We took it upon ourselves to try and improve data security using machine learning. Phishing attacks are one of the most common kinds of cyber-crime and fraud, so it is imperative that there are tools out there to help the average person determine if an email is to be trusted or not.
What it does
This program uses a web interface to allow users to either log in to an email account and select emails, or upload email files manually, and it simply determines if the given email is trustworthy or not.
How we built it
For organisation, we split the workload and brainstormed ideas using Trello: an online post board where you can add notes and ideas as a team. This helped us decompose the whole web application into manageable pieces and ensure we all knew what each other were doing and how our progress was getting on.
To make the email classifier we explored data sets on Google's Kaggle and loaded an appropriate one into Python. Using scikit-learn we processed the data and fitted a support vector machine to it so that it can learn which emails are spam and which are not. We chose the best parameters for the most optimal training session, and used the library pickle to finalise the model. This meant that although training took over 10 minutes, the pickled version ran in seconds on the actual website making it appropriate for use in a proper implementation. These functions were then ran in flask.
Challenges we ran into
Different data models for the ML aspect of the project had varying levels of effectiveness; we had to find and implement one that fit our purpose. Being inexperienced with using Git in a team project, we had to deal with many merge conflicts. Centering a box using CSS was probably the hardest part.

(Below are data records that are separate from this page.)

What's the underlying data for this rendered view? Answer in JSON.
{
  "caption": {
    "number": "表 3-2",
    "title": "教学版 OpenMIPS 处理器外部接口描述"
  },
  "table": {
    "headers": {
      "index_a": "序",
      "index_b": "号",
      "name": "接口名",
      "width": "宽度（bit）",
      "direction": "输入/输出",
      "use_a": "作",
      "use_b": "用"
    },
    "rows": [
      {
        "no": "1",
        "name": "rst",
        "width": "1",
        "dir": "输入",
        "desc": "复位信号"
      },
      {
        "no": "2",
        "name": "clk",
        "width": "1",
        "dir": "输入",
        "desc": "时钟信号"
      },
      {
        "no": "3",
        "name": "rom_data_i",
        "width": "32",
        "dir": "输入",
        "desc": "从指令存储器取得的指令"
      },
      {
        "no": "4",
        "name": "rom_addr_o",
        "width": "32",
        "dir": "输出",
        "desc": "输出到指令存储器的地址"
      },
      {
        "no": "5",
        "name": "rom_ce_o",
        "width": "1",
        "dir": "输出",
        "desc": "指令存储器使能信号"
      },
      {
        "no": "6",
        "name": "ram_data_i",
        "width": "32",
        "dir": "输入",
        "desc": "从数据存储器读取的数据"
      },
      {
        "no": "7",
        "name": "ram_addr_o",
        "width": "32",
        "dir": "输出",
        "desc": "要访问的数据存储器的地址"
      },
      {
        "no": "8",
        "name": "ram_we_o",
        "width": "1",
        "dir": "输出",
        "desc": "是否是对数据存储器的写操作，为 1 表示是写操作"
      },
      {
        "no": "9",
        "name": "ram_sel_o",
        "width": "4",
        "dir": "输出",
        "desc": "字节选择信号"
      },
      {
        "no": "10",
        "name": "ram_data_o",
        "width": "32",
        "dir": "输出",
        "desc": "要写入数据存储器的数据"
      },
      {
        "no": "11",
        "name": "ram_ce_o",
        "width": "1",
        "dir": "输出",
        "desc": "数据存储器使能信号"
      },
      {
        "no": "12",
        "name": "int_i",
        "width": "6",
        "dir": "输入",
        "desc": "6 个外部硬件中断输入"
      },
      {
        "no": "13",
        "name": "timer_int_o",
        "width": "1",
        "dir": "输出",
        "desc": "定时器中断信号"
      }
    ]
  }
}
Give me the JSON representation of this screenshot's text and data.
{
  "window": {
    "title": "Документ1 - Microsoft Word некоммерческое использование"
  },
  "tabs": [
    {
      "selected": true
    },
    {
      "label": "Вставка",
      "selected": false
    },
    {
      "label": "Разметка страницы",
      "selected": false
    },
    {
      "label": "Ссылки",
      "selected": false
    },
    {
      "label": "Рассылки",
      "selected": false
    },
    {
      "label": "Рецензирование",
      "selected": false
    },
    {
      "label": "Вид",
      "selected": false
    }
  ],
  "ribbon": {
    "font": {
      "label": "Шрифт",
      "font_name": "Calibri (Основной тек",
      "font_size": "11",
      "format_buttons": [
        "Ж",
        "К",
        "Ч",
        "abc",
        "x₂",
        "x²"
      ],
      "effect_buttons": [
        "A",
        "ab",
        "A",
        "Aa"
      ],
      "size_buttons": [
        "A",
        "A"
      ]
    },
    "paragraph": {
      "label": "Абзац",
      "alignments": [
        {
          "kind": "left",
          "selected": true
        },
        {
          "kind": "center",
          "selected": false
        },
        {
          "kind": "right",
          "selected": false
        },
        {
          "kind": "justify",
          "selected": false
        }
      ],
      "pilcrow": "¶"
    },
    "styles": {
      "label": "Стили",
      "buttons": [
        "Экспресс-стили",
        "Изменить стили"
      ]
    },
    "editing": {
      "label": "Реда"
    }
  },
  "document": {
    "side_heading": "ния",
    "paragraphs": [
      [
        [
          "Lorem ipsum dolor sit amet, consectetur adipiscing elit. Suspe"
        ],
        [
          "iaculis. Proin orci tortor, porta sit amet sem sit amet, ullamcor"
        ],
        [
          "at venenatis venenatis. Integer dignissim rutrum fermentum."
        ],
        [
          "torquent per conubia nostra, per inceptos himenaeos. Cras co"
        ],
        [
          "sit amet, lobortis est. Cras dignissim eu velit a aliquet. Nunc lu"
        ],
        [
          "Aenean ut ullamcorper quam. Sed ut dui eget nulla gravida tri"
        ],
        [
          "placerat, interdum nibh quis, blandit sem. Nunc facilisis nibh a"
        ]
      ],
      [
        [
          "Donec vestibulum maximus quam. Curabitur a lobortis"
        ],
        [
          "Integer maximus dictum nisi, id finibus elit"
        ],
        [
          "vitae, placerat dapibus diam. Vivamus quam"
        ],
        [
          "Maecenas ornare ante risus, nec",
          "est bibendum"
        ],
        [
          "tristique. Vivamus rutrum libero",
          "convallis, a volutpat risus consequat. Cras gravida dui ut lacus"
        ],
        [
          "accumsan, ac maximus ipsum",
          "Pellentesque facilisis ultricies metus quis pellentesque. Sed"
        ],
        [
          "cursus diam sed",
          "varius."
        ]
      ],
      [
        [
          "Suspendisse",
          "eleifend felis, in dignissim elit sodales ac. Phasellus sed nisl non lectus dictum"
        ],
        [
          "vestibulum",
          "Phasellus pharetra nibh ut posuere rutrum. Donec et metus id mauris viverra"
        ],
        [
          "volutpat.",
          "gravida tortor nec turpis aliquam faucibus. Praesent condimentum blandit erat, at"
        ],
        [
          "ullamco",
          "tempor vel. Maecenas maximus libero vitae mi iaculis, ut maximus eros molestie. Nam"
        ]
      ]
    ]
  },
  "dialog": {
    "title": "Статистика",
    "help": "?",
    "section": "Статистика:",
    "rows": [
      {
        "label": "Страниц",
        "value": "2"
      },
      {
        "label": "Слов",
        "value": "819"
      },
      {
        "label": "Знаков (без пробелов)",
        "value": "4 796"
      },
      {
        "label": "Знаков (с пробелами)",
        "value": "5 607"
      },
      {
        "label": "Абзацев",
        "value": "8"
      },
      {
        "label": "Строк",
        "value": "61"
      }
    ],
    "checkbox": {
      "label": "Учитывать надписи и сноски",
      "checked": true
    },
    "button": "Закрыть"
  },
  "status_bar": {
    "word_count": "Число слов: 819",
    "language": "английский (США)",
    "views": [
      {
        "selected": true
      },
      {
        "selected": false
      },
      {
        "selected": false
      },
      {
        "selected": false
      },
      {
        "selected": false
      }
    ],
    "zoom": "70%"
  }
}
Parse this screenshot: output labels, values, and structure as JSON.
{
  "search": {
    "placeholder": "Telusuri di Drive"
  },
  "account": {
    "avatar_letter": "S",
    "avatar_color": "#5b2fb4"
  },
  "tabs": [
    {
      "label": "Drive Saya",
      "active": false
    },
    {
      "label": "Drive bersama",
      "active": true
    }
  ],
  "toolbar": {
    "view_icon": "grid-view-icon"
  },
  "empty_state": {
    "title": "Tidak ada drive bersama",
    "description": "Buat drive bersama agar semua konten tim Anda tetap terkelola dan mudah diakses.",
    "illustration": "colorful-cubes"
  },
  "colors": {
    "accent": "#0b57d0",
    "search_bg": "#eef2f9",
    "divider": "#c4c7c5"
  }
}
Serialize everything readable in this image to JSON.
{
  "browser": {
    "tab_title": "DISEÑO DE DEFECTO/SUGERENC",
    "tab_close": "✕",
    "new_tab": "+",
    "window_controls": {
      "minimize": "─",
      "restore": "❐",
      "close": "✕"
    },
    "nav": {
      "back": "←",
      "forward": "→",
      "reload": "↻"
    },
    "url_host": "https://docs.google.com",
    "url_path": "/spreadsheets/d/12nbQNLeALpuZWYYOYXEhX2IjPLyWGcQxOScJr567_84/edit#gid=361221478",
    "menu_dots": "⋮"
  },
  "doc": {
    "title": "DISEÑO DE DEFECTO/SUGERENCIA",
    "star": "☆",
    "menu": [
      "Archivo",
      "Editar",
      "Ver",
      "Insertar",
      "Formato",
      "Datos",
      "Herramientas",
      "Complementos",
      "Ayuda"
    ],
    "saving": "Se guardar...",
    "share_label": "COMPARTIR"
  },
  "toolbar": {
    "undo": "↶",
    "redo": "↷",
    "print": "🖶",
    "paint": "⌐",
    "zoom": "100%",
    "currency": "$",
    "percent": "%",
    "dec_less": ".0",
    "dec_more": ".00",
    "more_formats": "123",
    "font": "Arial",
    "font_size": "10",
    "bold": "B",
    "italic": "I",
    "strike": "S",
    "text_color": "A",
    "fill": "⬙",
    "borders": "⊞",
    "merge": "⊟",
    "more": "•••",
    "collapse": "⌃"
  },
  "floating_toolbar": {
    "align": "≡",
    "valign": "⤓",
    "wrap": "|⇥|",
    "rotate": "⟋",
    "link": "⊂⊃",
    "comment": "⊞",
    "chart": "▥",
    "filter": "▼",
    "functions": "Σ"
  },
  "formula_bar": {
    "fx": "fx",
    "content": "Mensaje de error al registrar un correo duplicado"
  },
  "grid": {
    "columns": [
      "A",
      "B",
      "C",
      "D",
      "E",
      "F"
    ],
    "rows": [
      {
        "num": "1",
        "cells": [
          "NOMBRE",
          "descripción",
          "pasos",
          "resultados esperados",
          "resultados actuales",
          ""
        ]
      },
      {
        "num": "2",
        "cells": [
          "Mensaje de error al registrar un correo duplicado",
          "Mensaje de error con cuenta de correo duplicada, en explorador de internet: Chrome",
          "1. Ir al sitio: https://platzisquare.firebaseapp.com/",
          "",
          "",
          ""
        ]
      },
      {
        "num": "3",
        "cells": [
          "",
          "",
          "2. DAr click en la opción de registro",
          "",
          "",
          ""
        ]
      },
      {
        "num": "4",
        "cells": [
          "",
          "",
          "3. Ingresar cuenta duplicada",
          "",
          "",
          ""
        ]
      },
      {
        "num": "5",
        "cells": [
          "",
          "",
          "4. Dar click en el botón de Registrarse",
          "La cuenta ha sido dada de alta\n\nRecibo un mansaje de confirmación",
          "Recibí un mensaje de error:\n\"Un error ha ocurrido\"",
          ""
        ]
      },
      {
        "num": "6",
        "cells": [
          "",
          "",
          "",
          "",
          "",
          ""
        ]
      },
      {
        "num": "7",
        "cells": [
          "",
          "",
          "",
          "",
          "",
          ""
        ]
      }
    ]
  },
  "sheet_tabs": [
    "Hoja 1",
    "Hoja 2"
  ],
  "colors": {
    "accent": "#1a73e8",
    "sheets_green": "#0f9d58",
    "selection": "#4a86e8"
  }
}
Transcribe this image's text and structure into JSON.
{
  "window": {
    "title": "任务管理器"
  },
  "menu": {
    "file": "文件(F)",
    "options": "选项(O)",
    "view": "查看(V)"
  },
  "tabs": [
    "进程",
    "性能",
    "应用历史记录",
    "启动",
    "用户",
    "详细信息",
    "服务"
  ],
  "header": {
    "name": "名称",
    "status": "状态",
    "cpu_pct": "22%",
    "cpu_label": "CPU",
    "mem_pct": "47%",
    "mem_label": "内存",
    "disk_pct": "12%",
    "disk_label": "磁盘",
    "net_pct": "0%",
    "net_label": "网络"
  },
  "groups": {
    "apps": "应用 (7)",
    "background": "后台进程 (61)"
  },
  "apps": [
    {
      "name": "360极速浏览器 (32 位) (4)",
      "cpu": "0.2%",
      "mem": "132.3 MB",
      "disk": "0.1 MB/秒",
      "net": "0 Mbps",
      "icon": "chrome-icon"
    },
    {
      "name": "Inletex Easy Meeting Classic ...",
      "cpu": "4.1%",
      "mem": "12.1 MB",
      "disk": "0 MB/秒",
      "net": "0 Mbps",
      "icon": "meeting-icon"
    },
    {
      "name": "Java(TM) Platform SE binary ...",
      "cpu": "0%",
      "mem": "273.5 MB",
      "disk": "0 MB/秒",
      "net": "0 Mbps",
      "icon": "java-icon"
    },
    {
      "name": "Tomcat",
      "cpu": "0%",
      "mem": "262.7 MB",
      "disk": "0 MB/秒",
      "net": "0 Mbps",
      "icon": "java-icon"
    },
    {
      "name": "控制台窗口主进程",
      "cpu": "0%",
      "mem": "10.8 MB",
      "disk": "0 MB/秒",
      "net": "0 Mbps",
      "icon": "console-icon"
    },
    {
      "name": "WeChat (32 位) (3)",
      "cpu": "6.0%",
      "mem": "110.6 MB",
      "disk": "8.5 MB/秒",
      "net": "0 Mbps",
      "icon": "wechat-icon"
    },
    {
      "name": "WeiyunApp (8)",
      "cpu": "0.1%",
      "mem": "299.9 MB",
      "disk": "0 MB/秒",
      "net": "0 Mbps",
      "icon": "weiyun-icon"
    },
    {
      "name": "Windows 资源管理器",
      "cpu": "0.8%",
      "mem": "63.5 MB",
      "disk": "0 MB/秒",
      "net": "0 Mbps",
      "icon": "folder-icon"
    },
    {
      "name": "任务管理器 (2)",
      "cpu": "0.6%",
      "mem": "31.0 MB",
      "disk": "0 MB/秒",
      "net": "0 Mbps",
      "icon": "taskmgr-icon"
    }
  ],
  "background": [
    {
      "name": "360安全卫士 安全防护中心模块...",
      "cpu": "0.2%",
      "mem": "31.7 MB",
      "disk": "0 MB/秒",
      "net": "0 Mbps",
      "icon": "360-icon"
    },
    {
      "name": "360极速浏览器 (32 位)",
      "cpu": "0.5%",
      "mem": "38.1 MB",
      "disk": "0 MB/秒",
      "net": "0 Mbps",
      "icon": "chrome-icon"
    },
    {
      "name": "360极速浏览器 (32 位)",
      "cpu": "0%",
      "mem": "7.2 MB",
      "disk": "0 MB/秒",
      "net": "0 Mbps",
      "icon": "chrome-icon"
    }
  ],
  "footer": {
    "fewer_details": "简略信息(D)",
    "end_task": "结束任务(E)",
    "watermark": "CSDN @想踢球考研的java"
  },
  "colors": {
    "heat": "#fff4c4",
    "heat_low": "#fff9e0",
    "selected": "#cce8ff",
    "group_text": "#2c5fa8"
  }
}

Accomplishments that we're proud of
We made a robust web-based interface; and actually managed to get a working final product after many hours of only having separate WIP parts.
What we learned
We are now a lot more familiar with the Python framework Flask, as well as email data and formats; not to mention learning about the ML model we used.
What's next for ChainMail
In terms of the web application, we would like to improve the appearance of the web application by considering devices with smaller widths and the general aesthetic of the template. Also, one of our initial ideas posted on our Trello board was to generate interesting statistics by parsing through the user's inbox. For example, most repeated topics and words.
In terms of the ML model, we would train the model using more data and improve using inputted user data. Also, we would like to experiment and compare different models. Another idea on the Trello board was also for the model to generate new spam / valid emails given a topic to observe what interesting emails the model would return.